The surplus revenue charged by the board is used to pay for the extension of Metrorail to Washington Dulles International Airport. By doing this, the men allege that the board converted what is a user fee into a tax – a move that is not supported by the state or federal constitution since members of the board are unelected officials.
When MWAA took over control from the Commonwealth Transportation Board in late 2008, the suit says it continued to charge tolls in excessive levels for the purpose of paying for the Metrorail extension.
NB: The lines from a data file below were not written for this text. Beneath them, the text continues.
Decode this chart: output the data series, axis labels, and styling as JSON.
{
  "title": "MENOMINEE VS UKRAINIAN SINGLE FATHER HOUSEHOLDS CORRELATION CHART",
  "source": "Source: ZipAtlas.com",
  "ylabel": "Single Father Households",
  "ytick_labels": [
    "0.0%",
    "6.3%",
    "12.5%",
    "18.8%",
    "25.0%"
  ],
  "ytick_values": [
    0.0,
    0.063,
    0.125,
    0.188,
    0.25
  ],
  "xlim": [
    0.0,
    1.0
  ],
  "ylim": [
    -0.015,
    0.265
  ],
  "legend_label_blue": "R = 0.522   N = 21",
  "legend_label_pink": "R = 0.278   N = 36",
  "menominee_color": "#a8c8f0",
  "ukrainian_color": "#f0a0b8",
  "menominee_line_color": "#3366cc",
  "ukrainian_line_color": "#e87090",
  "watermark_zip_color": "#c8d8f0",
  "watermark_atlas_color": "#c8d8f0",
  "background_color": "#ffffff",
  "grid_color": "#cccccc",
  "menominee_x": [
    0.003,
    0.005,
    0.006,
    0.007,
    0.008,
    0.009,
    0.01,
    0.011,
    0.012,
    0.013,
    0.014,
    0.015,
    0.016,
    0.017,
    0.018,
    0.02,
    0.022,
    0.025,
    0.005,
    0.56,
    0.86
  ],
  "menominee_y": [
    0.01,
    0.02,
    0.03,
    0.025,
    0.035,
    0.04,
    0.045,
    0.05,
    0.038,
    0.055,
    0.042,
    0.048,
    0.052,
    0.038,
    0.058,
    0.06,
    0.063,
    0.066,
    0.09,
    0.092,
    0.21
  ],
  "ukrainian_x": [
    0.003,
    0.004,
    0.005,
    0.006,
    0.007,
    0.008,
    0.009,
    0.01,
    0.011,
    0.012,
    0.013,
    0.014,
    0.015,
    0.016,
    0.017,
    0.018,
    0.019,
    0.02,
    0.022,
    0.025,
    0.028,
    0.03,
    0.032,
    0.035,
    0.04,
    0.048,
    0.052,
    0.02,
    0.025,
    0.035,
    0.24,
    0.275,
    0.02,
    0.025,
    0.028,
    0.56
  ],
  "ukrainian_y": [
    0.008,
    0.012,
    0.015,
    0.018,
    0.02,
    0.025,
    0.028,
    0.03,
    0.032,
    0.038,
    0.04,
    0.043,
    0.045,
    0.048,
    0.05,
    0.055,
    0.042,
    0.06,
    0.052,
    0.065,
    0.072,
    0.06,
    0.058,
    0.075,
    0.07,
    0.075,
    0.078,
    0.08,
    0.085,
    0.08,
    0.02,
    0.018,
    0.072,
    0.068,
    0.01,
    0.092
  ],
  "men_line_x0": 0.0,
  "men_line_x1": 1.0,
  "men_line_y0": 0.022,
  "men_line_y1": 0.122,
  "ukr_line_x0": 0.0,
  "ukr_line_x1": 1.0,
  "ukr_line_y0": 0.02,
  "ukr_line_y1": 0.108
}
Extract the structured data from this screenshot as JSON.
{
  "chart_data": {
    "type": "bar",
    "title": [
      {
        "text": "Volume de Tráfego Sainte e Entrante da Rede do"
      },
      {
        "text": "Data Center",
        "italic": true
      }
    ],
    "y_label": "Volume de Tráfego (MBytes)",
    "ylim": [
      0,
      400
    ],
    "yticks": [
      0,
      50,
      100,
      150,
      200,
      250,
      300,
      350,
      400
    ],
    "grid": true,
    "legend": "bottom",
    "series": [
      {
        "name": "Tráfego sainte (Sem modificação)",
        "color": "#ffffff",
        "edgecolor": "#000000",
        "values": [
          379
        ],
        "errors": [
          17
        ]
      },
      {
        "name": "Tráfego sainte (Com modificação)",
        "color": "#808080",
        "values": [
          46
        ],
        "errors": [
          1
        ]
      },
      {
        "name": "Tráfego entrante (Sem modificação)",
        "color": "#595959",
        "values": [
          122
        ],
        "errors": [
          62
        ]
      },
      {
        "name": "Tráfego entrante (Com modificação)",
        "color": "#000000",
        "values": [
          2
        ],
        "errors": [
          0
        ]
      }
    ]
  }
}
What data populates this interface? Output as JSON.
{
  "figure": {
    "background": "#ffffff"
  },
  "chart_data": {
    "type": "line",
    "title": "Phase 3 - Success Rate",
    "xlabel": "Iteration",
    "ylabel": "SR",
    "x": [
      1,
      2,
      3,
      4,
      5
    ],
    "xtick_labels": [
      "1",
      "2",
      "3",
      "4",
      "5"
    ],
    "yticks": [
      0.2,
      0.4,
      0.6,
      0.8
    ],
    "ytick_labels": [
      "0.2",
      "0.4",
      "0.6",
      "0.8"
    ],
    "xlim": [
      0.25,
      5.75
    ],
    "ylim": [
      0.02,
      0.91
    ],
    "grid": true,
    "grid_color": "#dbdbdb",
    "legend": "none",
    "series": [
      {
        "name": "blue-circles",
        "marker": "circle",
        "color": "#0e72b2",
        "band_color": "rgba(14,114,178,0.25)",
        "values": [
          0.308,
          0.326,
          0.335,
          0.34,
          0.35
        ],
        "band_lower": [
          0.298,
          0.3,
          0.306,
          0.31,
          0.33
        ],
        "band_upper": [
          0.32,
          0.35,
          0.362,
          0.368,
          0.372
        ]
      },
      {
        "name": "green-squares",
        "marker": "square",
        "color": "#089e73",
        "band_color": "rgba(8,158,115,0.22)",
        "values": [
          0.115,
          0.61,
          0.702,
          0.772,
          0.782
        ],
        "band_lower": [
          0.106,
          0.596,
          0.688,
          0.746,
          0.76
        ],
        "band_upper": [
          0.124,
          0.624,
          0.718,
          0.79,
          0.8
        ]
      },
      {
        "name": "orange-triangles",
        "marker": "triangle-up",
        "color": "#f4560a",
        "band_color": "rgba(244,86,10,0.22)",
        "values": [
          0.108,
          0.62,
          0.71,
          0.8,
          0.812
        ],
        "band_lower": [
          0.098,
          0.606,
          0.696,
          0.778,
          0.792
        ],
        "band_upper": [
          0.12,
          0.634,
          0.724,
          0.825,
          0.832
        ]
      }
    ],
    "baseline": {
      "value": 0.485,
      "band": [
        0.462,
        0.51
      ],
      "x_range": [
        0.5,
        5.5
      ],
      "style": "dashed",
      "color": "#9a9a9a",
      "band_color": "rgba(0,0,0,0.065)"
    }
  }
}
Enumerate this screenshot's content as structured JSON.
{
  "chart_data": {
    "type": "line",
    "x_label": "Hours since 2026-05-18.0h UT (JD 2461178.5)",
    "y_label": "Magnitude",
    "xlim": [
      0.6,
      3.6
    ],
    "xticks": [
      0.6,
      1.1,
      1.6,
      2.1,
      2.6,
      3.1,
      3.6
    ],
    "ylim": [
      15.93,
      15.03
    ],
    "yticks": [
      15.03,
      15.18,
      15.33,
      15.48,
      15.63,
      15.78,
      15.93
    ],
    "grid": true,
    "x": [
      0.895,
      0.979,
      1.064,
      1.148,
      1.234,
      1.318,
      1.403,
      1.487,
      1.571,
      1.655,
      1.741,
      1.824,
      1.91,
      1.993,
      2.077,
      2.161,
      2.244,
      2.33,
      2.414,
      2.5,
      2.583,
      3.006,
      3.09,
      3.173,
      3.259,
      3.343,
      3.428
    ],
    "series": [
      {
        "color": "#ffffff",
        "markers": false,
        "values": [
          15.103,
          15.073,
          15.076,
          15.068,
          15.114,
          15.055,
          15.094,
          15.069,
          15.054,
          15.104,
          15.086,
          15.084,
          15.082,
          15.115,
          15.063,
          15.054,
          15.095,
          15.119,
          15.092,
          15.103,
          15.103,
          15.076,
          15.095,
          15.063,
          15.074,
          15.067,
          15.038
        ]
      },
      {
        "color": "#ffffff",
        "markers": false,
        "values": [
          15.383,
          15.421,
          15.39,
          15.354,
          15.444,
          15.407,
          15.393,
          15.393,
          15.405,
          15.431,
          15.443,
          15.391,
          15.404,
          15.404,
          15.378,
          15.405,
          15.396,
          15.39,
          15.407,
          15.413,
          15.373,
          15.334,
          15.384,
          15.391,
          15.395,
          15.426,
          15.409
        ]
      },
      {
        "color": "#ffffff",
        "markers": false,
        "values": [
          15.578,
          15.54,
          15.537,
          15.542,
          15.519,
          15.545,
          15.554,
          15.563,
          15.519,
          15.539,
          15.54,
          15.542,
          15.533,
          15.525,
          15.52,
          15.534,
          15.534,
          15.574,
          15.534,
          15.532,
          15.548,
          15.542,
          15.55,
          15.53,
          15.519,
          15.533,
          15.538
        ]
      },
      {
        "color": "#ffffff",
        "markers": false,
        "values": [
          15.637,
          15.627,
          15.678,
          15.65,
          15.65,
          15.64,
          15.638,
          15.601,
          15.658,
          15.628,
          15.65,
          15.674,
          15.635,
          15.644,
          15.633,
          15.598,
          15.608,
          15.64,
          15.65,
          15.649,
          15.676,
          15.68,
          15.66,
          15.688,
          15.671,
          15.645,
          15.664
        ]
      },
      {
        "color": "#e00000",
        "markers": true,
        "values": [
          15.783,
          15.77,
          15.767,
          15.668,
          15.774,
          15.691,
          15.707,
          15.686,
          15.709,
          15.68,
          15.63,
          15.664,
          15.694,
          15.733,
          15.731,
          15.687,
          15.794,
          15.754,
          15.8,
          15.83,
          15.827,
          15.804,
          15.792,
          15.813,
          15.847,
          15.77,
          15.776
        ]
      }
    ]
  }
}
Current rates for the Dulles Toll Road are $1.25 for two-axle vehicles – an increase of 25 cents from the previous year. MWAA officials have said drivers can expect another rate increase on Jan. 1, 2012.
The toll rate increases will pay for 57 percent of the construction costs of Metrorail’s Silver Line, which is estimated to cost about $6.6 billion.
Plaintiffs in the lawsuit allege that MWAA is illegally charging tolls since the setting of rates or fees for a public service has never been given to them by the Virginia General Assembly.
In addition, they say the General Assembly couldn’t have given MWAA the power to set rates because the board is an entity completely outside of the governments of the commonwealth or its counties or municipalities.
However, Trenga disagreed, saying MWAA’s creation is a direct result of political decisions made by Congress and legislative and executive branches in Washington, D.C., Maryland and Virginia.
The plaintiffs’ complaints against MWAA are policy issues that should be handled in those forums, the judge said.